Mais son sacrifice n'était pas encore consommé; Dieu, qui voulait ajouter à ses mérites, retint le coup prêt à partir, et le soldat n'osa point tirer. Ses camarades arrachèrent à l'un des Frères Mineurs le cordon de sa ceinture. Ils le roulèrent plusieurs fois autour du cou de Poppel ensuite, l'attachant par un bout à la porte de la prison, ils se mirent à tirer de l'autre, à élever le patient en l'air et à le laisser retomber lourdement, puis à l'élever de nouveau et ainsi à plusieurs reprises, en renouvelant à chaque fois leur question sur la cachette du trésor. Lui, hors d'état de parler, parce que le nœud, qui le serrait de plus en plus, lui coupait la parole avec la respiration, ne cessait d'affirmer, par ses gestes, qu'il ne savait rien. Enfin, ils le laissèrent demi-mort sur la place. Le cordon avait imprimé tout autour de son cou une trace profonde et qui resta visible jusqu'à sa mort. Vint ensuite le tour des Frères Mineurs.

Ceux-ci répondirent qu'ils n'avaient point d'argent et ne pouvaient en avoir, que la Règle de Saint-François le défendait formellement. « Bah » disaient les soldats. « Allez conter cela à d'autres vous contrefaites la pauvreté afin que les niais vous enrichissent d'autant mieux de leurs aumônes mais, certes, votre couvent doit avoir un joli coffre-fort, sans compter les petits magots que chacun de vous s'arrondit en particulier." Ils s'acharnèrent sur les plus jeunes religieux, dans l'espoir de les trouver plus faibles ou moins capables de dissimuler. Ils firent sauter à l'un d'eux une dent molaire en le frappant sur la joue. Mais tout fut inutile. Un seul de ces jeunes confesseurs, vaincu par la souffrance, déclara en pleurant qu'il ne connaissait rien de pareil à ce qu'on lui demandait, mais qu'après tout, cela ne le regardait pas et que c'était le Père gardien à qui incombait le soin des besoins temporels de la communauté. « Et où est-il, le gardien de ces traîtres ? n s'écrièrent les soldats tout d'une voix.

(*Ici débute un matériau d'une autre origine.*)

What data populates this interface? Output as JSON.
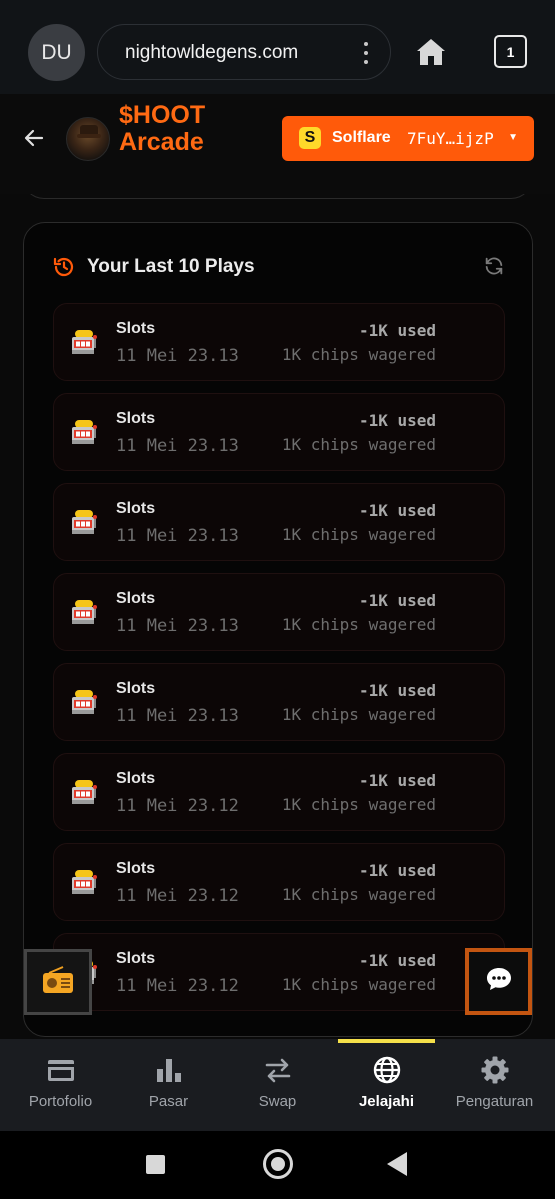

Les soldats, cherchant le gardien, mirent la main sur le Père Jérôme de Werden, vice-gardien, qui, acceptant volontiers d'être pris pour un autre dans cette circonstance et de souffrir à la place de son supérieur, se mit paisiblement à leur disposition. Mais le véritable gardien refusa d'user du bénéfice de cette erreur, et se présenta lui-même en déclarant son nom et sa qualité. Ces forcenés commencèrent par le charger de coups, et par se le renvoyer des uns aux autres comme un ballon avec lequel jouent des entants.

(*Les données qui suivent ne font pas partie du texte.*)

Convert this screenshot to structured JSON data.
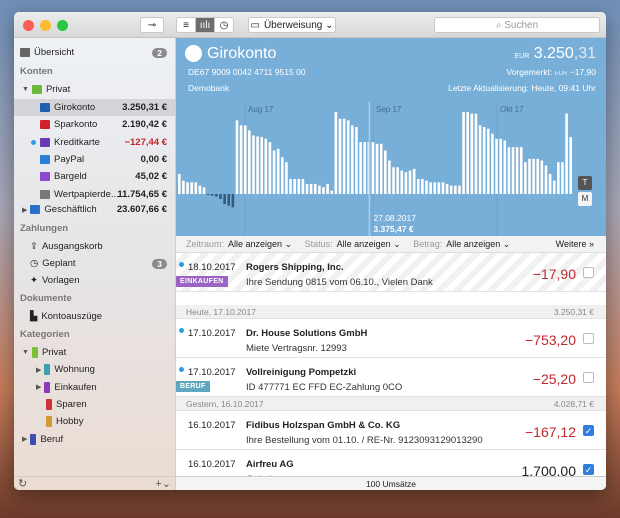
{
  "toolbar": {
    "transfer": "Überweisung",
    "search_placeholder": "Suchen"
  },
  "sidebar": {
    "overview": "Übersicht",
    "overview_badge": "2",
    "accounts_header": "Konten",
    "privat": "Privat",
    "accounts": [
      {
        "label": "Girokonto",
        "amount": "3.250,31 €",
        "color": "#1f5fb0"
      },
      {
        "label": "Sparkonto",
        "amount": "2.190,42 €",
        "color": "#d0222a"
      },
      {
        "label": "Kreditkarte",
        "amount": "−127,44 €",
        "color": "#6a3ab8"
      },
      {
        "label": "PayPal",
        "amount": "0,00 €",
        "color": "#2a7fd8"
      },
      {
        "label": "Bargeld",
        "amount": "45,02 €",
        "color": "#8a48d0"
      },
      {
        "label": "Wertpapierde...",
        "amount": "11.754,65 €",
        "color": "#777"
      }
    ],
    "business": "Geschäftlich",
    "business_amount": "23.607,66 €",
    "payments_header": "Zahlungen",
    "outbox": "Ausgangskorb",
    "scheduled": "Geplant",
    "scheduled_badge": "3",
    "templates": "Vorlagen",
    "documents_header": "Dokumente",
    "statements": "Kontoauszüge",
    "categories_header": "Kategorien",
    "categories": [
      {
        "label": "Privat",
        "color": "#7cbf3a"
      },
      {
        "label": "Wohnung",
        "color": "#3aa0b0"
      },
      {
        "label": "Einkaufen",
        "color": "#8a3ab8"
      },
      {
        "label": "Sparen",
        "color": "#d0303a"
      },
      {
        "label": "Hobby",
        "color": "#d09a30"
      },
      {
        "label": "Beruf",
        "color": "#3a4fb8"
      }
    ]
  },
  "account": {
    "name": "Girokonto",
    "iban": "DE67 9009 0042 4711 9515 00",
    "bank": "Demobank",
    "currency": "EUR",
    "balance_int": "3.250",
    "balance_dec": ",31",
    "pending_label": "Vorgemerkt:",
    "pending_currency": "EUR",
    "pending": "−17,90",
    "updated": "Letzte Aktualisierung: Heute, 09:41 Uhr"
  },
  "chart_data": {
    "type": "bar",
    "months": [
      "Aug 17",
      "Sep 17",
      "Okt 17"
    ],
    "tooltip_date": "27.08.2017",
    "tooltip_value": "3.375,47 €",
    "toggle": [
      "T",
      "M"
    ],
    "values": [
      1200,
      800,
      700,
      700,
      700,
      500,
      400,
      -40,
      -100,
      -160,
      -300,
      -600,
      -700,
      -800,
      4400,
      4100,
      4100,
      3800,
      3500,
      3440,
      3400,
      3300,
      3100,
      2600,
      2700,
      2200,
      1900,
      900,
      900,
      900,
      900,
      600,
      600,
      600,
      500,
      400,
      600,
      200,
      4900,
      4500,
      4500,
      4400,
      4100,
      4000,
      3100,
      3100,
      3100,
      3100,
      3000,
      3000,
      2600,
      2000,
      1600,
      1600,
      1400,
      1300,
      1400,
      1500,
      900,
      900,
      800,
      700,
      700,
      700,
      700,
      600,
      500,
      500,
      500,
      4900,
      4900,
      4800,
      4800,
      4100,
      4000,
      3900,
      3600,
      3300,
      3300,
      3200,
      2800,
      2800,
      2800,
      2800,
      1900,
      2100,
      2100,
      2100,
      2000,
      1700,
      1200,
      800,
      1900,
      1900,
      4800,
      3400
    ],
    "highlight_index": 45
  },
  "filters": [
    {
      "label": "Zeitraum:",
      "value": "Alle anzeigen"
    },
    {
      "label": "Status:",
      "value": "Alle anzeigen"
    },
    {
      "label": "Betrag:",
      "value": "Alle anzeigen"
    }
  ],
  "more": "Weitere",
  "groups": [
    {
      "label": "Heute, 17.10.2017",
      "balance": "3.250,31 €"
    },
    {
      "label": "Gestern, 16.10.2017",
      "balance": "4.028,71 €"
    }
  ],
  "transactions": [
    {
      "date": "18.10.2017",
      "payee": "Rogers Shipping, Inc.",
      "purpose": "Ihre Sendung 0815 vom 06.10., Vielen Dank",
      "amount": "−17,90",
      "tag": "EINKAUFEN",
      "tag_color": "#9a63c4"
    },
    {
      "date": "17.10.2017",
      "payee": "Dr. House Solutions GmbH",
      "purpose": "Miete Vertragsnr. 12993",
      "amount": "−753,20"
    },
    {
      "date": "17.10.2017",
      "payee": "Vollreinigung Pompetzki",
      "purpose": "ID 477771 EC FFD EC-Zahlung 0CO",
      "amount": "−25,20",
      "tag": "BERUF",
      "tag_color": "#5fa8c0"
    },
    {
      "date": "16.10.2017",
      "payee": "Fidibus Holzspan GmbH & Co. KG",
      "purpose": "Ihre Bestellung vom 01.10. / RE-Nr. 9123093129013290",
      "amount": "−167,12"
    },
    {
      "date": "16.10.2017",
      "payee": "Airfreu AG",
      "purpose": "Gehalt",
      "amount": "1.700,00"
    }
  ],
  "footer": "100 Umsätze"
}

La première fureur une fois passée, ils le sommèrent comme les précédents d'avoir à leur livrer ses trésors. Nicolas Pik répondit avec le plus grand calme « Mes trésors, ce sont les calices et les vases sacrés de mon église que j'ai apportés ici vous les avez trouvés, je le sais que cela vous suffise, car il n'y en a pas d'autres ». « Et le produit de vos quêtes et des aumônes des dévots., lui demanda-t-on ? « Je ne sais », dit le gardien, « s'il reste quelque chose de ces aumônes. Elles nous nourrissent, mais elles ne nous appartiennent pas, et ce sont de pieux laïques qui veulent bien se charger de conserver et de nous dispenser ce qu'on nous donne pour notre entretien- «Tu mens! moine impudent « Je dis la simple vérité, et, comme je n'ai rien à y ajouter, souffrez que je n'en dise pas davantage ».

Il se tut, et ni coups, ni promesses, ni menaces, ne purent lui arracher un mot de plus.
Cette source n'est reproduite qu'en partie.